Two years ago on my first kayaking trip, I went out on the water with an Iron Man triathlete expert; someone I’d never met before. The Bay was white-capped, the wind was high. A new kayaker shouldn’t have been out there; hell, an experienced kayaker shouldn’t have been out there. I immediately flipped my boat. We went out anyway—I didn’t even know enough to be scared. An hour later, I was alone about a half mile from shore; she’d left me behind. I’d been flipped out of my boat and sucked far out by the powerful current. I’d lost my life jacket trying to get back into the boat.

There was a woman on the shore who I recognized from the beach we’d kayaked to; I’d only just met her—she was wearing a bright yellow dress. As I floundered alone in the Bay trying to hang on to the paddle and the boat (the water was probably 20 feet deep and I wasn’t strong enough to have leverage to pull myself back into the boat; each time I tried, the kayak rolled like a log), I could see her on the shore. Horrifyingly, as the current pulled me, I watched her become smaller and smaller until her yellow dress was just a speck. But she never left her dock. I knew she was watching me. I told myself that no matter how exhausted I was, I had to find the strength to swim against the current, boat and paddle in tow (in retrospect, I should have let them go, but they didn’t belong to me) and make it to shore. I wanted to give up, to let go. Every muscle in my body screamed. I thought about my year on the swim team in ninth grade. I thought about my kids. I thought: this is how people drown even when they know how to swim.

When I finally reached the shore about an hour later, I tried to climb out of the water onto the dock of the yellow dress woman (Cindy, my heroine). I couldn’t even feel my arms anymore. They had to drag me out. I was a half-drowned rat.

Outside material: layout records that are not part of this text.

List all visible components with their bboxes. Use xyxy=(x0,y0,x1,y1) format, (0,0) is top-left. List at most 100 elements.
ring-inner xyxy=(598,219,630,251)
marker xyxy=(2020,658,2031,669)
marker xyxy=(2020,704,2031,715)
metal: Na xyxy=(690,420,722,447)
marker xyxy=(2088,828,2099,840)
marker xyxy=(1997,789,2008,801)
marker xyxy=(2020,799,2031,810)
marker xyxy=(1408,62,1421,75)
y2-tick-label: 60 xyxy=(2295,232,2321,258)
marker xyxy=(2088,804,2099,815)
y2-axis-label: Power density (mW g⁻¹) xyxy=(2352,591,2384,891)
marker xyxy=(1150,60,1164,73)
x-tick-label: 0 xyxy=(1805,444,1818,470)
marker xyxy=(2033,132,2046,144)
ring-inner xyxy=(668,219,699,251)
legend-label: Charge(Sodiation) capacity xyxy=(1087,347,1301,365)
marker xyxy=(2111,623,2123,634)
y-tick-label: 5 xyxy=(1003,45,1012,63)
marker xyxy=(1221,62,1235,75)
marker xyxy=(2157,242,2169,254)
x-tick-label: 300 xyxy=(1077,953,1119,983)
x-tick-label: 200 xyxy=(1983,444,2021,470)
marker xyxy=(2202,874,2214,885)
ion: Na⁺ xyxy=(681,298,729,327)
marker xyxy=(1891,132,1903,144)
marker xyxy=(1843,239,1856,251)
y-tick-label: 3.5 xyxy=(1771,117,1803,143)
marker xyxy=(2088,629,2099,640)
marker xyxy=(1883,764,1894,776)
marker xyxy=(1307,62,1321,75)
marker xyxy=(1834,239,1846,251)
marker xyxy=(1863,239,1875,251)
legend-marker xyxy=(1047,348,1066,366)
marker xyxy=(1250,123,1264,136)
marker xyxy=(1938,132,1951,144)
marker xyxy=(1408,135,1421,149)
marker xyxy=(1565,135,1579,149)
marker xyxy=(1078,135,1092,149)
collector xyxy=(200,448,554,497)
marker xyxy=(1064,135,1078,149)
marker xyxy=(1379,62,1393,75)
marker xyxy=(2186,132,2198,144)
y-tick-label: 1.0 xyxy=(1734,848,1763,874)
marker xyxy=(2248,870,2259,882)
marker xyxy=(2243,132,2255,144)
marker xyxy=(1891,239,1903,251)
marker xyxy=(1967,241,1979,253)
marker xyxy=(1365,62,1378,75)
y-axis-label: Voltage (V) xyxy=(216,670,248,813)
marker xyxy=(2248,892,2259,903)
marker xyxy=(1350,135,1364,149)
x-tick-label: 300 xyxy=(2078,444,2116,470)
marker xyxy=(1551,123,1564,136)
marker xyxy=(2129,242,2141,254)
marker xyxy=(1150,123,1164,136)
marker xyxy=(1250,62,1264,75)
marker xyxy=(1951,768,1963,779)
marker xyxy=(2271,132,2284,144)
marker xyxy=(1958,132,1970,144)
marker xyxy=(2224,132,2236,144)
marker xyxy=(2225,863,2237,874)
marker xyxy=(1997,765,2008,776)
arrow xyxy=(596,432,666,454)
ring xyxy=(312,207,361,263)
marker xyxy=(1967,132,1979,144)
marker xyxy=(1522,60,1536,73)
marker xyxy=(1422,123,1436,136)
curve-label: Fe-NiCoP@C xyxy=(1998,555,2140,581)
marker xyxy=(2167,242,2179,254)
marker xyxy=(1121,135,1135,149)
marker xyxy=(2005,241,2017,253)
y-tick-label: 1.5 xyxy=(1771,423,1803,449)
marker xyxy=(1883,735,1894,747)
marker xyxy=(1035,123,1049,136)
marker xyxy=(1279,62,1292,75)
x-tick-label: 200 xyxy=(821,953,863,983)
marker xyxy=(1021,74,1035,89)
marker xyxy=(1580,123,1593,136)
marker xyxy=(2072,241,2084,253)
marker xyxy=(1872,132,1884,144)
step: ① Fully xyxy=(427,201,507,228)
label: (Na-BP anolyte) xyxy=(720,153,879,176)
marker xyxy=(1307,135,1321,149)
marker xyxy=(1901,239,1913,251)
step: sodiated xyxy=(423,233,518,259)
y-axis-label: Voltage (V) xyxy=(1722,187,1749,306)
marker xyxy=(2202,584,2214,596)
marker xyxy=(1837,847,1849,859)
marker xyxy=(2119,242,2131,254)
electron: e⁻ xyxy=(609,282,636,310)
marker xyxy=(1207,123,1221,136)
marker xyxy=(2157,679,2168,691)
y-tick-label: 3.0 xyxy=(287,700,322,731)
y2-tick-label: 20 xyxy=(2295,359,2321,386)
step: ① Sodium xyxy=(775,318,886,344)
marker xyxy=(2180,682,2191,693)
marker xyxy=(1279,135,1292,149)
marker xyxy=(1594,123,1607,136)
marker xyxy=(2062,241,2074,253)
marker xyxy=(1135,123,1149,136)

Took me a year to get in a kayak again, but now I’m planning a kayaking (not cryaking) trip to circumnavigate the island: about an eight-nine mile deal. Not to raise money or get a t-shirt or update my Facebook status, just to do something kinda cool. Getting out into extremely choppy waters—where the spray hits your face, you can taste the salt on your lips and your boat gets a little full from the waves crashing into you? I’m not afraid of that anymore after this recent cryaking day.